The reality is, despite the immense wealth and opportunities for social mobility, life for some families is as tough today as it was when we were first established. Inequality today may look different; we may know more about causes and solutions; we may spend more time talking and writing about it; but it is still an enduring social and economic scar on our society.

We offer a range of different services across the country. For example, our 23 children’s centres support parents with young children to access the help they need, ensuring poverty and deprivation don’t become barriers to a better future. We work with local partners in communities with high levels of deprivation across the UK, supporting parents and their children from pre-natal stage up to the age of five.

When parents need to develop new strategies for dealing with issues; or they feel they maybe aren’t coping as well as they could, our support worker teams are there. Sometimes just to listen; but often to provide practical support and advice too. There are a range of parenting courses; opportunities to stay and play and a chance to meet and talk with other parents.

The chance to access peer to peer support can be invaluable and a life line for many parents who often feel alone. This is true for both mums and dads and we’re keen to recognise the important roles fathers play in their children’s lives. Our Saturdads project, which started in 2009 and worked with 89 dads last year alone, helps fathers develop stronger, positive relationships; build peer support networks; and generally build their confidence as a parent. Too often public funded services are portrayed as places of dependency when the reality is a timely intervention can be the route to flourishing, maturity and development for parents and children.

Spurgeons works to support families (photo: Bronac McNeill)

The Parent Report we publish today gives us an opportunity to compare the views of the wider parent population to our own insight. From parent feedback at our services, through to safeguarding reporting, we are able to draw out comparisons and identity some common themes. What we do know from the work taking place is that it’s not always easy for families to reach out.

All too often, parents are afraid to engage. For whatever reason, whether its concern over how they will be perceived, or feeling like they have somehow failed, we’re often the last place they turn. It’s not uncommon for us to be told by parents that they wished they’d reached out sooner. But the question we need to ask is ‘why aren’t they?’
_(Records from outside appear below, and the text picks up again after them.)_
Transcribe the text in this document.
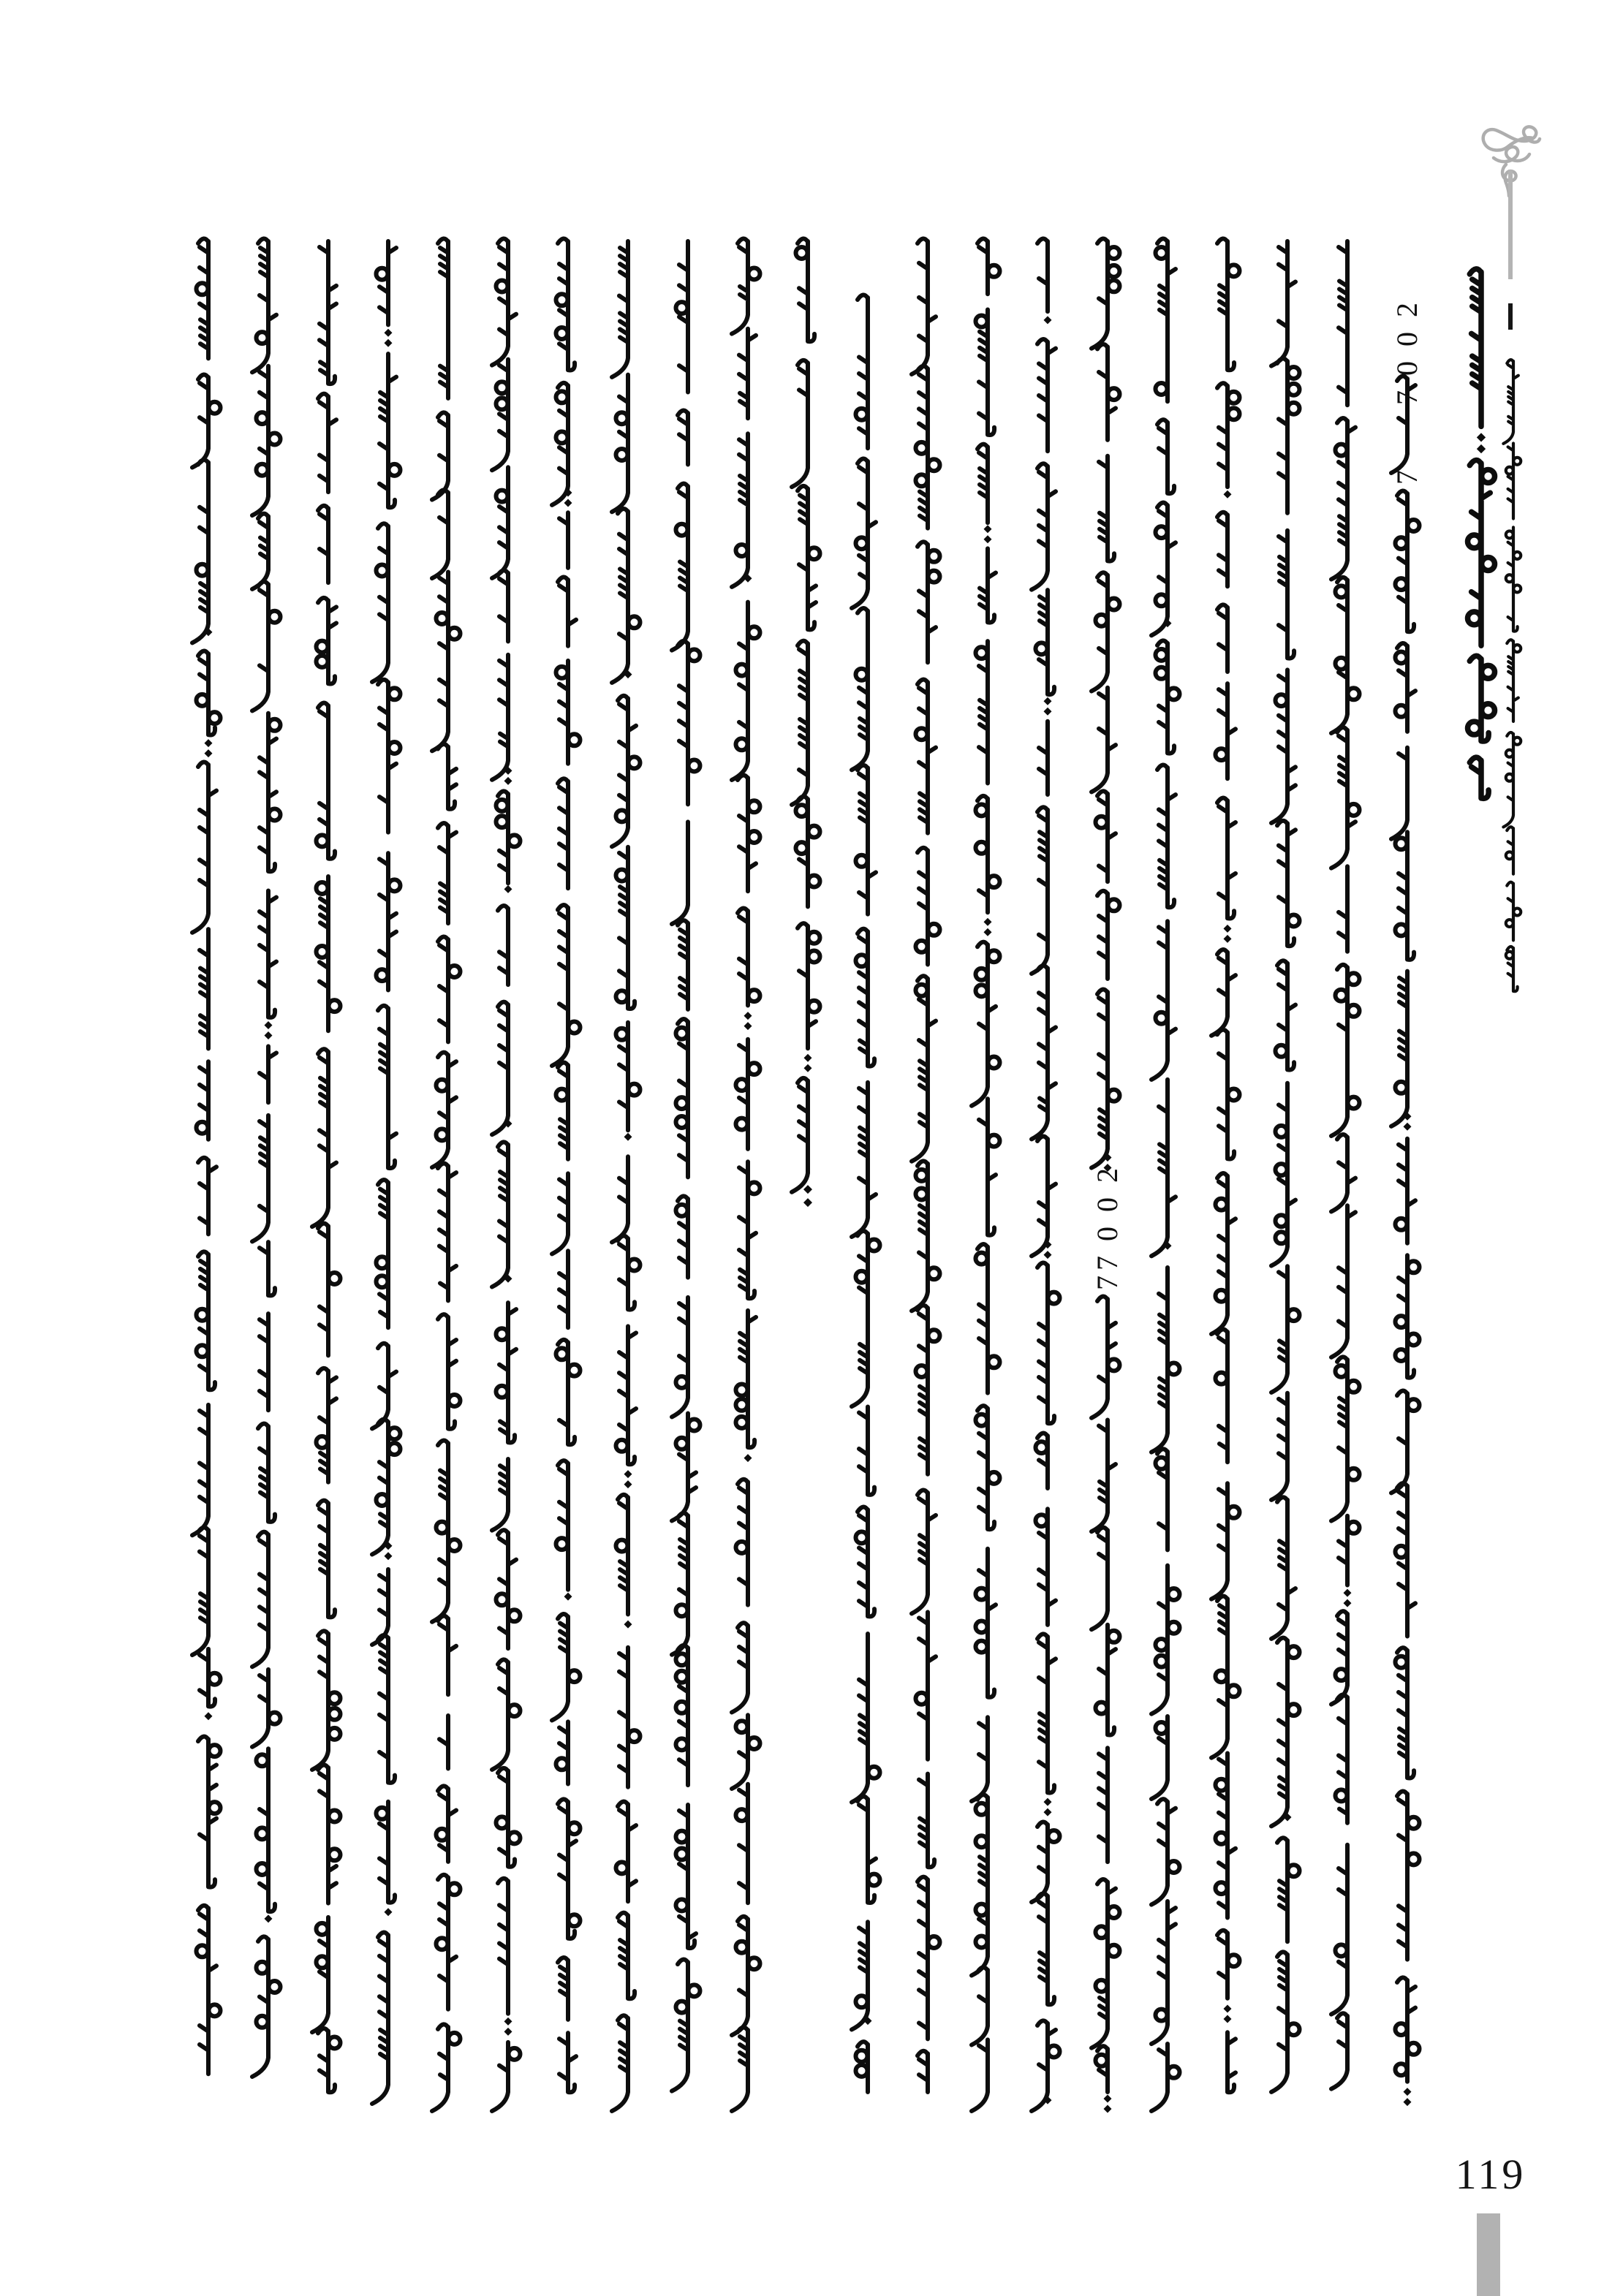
2
0
0
7
7
2
0
0
7
7
119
We need our services, and those offered by others like us – from government, charities, schools and GPs – to be recognised as the safe and reassuring places we believe them to be. Where parents can take their children and be free from judgement at a time in their life when they need it most.

It’s only fair that we all accept some responsibility with this – if parents don’t feel that they can access the support available, what can we do differently to help them on their way? More awareness maybe; more accessibility for the isolated and hard to reach groups most definitely; but maybe it’s more than that.

In a world where they are so many expectations and pressures, living up to a perfect ideal can make a tough job even harder. From our part, we want to ensure there is always someone there to support families – especially those in greatest need – with good information, advice and meaningful support.

About the research
All figures, unless otherwise stated, are from YouGov Plc. Total sample size was 1,842 GB parents with children under 18 years of age. Fieldwork was undertaken between 21st – 27 April 2017. The survey was carried out online. The figures have been weighted and are representative of all GB adults (aged 18+).
* When asked about the three issues they are most concerned about for their children, either now or in the future.